Her eyes narrowed. “You related to Roger?”
“To my ever-loving chagrin, yes. I’m his son.”
“You don’t like your dad?”
“My father was a predator and parasite,” he said, wanting her to know exactly where he stood on Roger Wilde’s existence. She didn’t look the sort who’d believe him right away, but he’d at least lay the groundwork.
Some of the tension eased around her eyes. “Kendall,” she replied.
“You know my father?”
She shook her head, both her hair and her earrings swaying with the motion. “But my mom does.”
“I’m sorry.” He didn’t know her mom’s story, but if she partied with the likes of his father, then Kendall’s life couldn’t have been easy.
“She’s a good mom,” Kendall said, lifting her chin.

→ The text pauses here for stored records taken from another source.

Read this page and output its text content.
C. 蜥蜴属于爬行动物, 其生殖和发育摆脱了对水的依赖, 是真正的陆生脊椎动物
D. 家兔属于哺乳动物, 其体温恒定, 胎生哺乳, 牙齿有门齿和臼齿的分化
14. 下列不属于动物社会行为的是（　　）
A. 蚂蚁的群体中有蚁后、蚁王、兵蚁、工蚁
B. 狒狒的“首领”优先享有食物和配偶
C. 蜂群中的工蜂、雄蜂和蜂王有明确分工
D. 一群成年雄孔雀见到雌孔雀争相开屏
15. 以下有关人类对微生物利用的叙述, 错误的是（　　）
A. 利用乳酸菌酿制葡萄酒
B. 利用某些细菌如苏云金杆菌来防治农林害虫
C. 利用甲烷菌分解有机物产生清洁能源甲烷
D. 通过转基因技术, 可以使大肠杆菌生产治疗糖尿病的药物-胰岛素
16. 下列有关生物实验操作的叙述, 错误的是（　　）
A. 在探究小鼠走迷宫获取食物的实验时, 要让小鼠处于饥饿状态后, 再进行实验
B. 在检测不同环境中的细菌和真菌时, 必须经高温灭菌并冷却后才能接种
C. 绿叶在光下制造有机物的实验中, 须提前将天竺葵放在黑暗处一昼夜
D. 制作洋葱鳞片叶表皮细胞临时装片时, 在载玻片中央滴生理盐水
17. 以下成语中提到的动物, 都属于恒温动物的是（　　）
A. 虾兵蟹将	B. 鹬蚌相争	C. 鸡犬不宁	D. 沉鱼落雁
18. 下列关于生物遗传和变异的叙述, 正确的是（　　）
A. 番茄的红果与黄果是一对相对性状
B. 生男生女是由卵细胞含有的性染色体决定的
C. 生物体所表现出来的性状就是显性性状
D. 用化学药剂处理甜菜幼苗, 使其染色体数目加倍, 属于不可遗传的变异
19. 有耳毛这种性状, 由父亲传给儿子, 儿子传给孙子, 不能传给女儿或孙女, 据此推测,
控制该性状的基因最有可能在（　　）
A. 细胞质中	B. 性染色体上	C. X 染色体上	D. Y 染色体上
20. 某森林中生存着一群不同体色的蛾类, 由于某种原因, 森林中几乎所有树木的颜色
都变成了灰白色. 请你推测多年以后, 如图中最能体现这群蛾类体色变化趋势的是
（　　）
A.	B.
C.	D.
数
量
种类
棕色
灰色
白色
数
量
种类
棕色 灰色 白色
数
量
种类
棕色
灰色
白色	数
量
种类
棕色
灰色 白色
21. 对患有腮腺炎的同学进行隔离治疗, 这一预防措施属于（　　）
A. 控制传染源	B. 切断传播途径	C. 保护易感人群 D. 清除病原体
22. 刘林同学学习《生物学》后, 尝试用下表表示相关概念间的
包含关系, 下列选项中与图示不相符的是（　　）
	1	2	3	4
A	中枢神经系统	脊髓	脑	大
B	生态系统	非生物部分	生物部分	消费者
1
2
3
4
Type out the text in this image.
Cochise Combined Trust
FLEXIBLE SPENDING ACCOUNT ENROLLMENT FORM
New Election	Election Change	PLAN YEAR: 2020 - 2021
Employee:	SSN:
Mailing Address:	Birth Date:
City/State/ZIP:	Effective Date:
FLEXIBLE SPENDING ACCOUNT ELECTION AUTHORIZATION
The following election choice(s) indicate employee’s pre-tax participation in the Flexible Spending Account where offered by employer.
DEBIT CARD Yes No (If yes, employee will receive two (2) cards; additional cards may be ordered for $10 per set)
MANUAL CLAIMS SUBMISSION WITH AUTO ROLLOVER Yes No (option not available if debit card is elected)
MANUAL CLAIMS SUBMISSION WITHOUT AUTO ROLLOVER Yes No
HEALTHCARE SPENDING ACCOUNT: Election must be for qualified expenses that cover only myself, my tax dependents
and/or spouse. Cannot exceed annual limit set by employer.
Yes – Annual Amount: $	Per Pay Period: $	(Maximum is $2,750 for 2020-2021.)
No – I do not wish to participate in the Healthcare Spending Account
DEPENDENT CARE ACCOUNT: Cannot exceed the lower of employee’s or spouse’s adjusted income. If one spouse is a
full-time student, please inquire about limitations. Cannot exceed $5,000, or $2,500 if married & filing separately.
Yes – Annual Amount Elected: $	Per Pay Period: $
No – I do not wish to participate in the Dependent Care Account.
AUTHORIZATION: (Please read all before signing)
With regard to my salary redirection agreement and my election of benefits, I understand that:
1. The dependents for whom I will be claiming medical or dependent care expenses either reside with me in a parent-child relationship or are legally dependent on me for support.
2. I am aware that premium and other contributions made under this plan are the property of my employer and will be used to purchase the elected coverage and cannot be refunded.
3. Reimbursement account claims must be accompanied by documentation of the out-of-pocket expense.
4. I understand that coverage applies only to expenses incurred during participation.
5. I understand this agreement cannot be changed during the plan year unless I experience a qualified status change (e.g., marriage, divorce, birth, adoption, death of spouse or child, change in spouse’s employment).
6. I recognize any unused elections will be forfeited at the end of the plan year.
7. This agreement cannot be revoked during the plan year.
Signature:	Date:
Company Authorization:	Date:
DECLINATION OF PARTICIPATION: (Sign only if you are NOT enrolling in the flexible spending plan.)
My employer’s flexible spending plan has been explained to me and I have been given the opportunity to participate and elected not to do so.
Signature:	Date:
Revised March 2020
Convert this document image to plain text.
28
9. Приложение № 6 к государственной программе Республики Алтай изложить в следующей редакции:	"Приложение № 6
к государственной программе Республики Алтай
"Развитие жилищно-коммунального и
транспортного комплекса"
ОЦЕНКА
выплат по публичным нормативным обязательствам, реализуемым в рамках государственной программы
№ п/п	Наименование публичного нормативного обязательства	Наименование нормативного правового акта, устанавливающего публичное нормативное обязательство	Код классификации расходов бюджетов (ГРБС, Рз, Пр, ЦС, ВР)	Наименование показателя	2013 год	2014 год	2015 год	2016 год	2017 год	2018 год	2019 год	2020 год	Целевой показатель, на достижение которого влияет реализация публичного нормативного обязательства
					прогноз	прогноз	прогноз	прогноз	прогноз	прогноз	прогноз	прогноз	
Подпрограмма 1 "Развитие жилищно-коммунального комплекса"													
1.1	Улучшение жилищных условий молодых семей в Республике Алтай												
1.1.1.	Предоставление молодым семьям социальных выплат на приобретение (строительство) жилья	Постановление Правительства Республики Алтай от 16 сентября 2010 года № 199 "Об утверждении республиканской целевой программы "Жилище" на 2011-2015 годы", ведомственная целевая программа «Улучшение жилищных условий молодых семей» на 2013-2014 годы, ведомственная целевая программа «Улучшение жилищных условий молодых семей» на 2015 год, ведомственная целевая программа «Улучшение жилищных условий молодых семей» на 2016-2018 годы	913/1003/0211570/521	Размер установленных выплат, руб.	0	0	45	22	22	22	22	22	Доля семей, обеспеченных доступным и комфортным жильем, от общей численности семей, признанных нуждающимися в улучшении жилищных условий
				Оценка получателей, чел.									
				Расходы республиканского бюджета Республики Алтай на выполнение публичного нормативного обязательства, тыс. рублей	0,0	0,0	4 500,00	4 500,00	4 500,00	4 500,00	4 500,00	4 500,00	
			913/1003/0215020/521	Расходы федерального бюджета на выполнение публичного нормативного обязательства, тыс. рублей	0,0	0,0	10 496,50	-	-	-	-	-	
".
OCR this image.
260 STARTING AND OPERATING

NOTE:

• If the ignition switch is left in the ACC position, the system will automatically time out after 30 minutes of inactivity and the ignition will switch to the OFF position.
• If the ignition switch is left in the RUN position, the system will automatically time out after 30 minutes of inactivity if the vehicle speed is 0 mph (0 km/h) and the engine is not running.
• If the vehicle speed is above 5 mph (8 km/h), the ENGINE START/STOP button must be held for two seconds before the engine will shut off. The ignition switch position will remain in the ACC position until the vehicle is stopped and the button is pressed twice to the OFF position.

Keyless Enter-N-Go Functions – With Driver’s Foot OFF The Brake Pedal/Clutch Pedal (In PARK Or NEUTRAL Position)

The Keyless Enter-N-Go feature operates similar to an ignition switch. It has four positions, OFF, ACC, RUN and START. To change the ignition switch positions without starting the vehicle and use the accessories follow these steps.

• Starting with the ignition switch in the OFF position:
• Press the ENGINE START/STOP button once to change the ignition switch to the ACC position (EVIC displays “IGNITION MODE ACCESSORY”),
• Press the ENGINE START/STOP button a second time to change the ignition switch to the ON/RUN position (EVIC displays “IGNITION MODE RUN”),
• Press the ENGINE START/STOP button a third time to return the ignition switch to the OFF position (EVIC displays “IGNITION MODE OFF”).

Monk refrained from pointing out that she obviously wasn’t that good since she’d left her daughter at the castle. “I’m sure she is.”
“You don’t believe me?”
“I don’t know you. Or your mom,” he added. He might be predisposed to have certain ideas, but life had taught him that people had many facets to their personality. Some were little more than subtle shifts, while others could be as different as night and day.
“She’s a good mom.”
He opted not to respond, doubting anything he said would go over well. “How old are you?”
“Sixteen,” she said, drawing back her shoulders.
He raised a brow and stared at her, hard. “Try again.”
She glared back. A minute of silence passed, then her shoulders drooped. “Twelve.”
“And where’s your mom now? A question only, not a judgment,” he added when the spark of defiance returned.
He almost regretted asking when her bravado slipped and she looked every one of her scant twelve years of age, lost and unsure.
“I don’t know,” she said. Then lifting her chin, all but daring him to judge, she added, “She left me here two weeks ago.”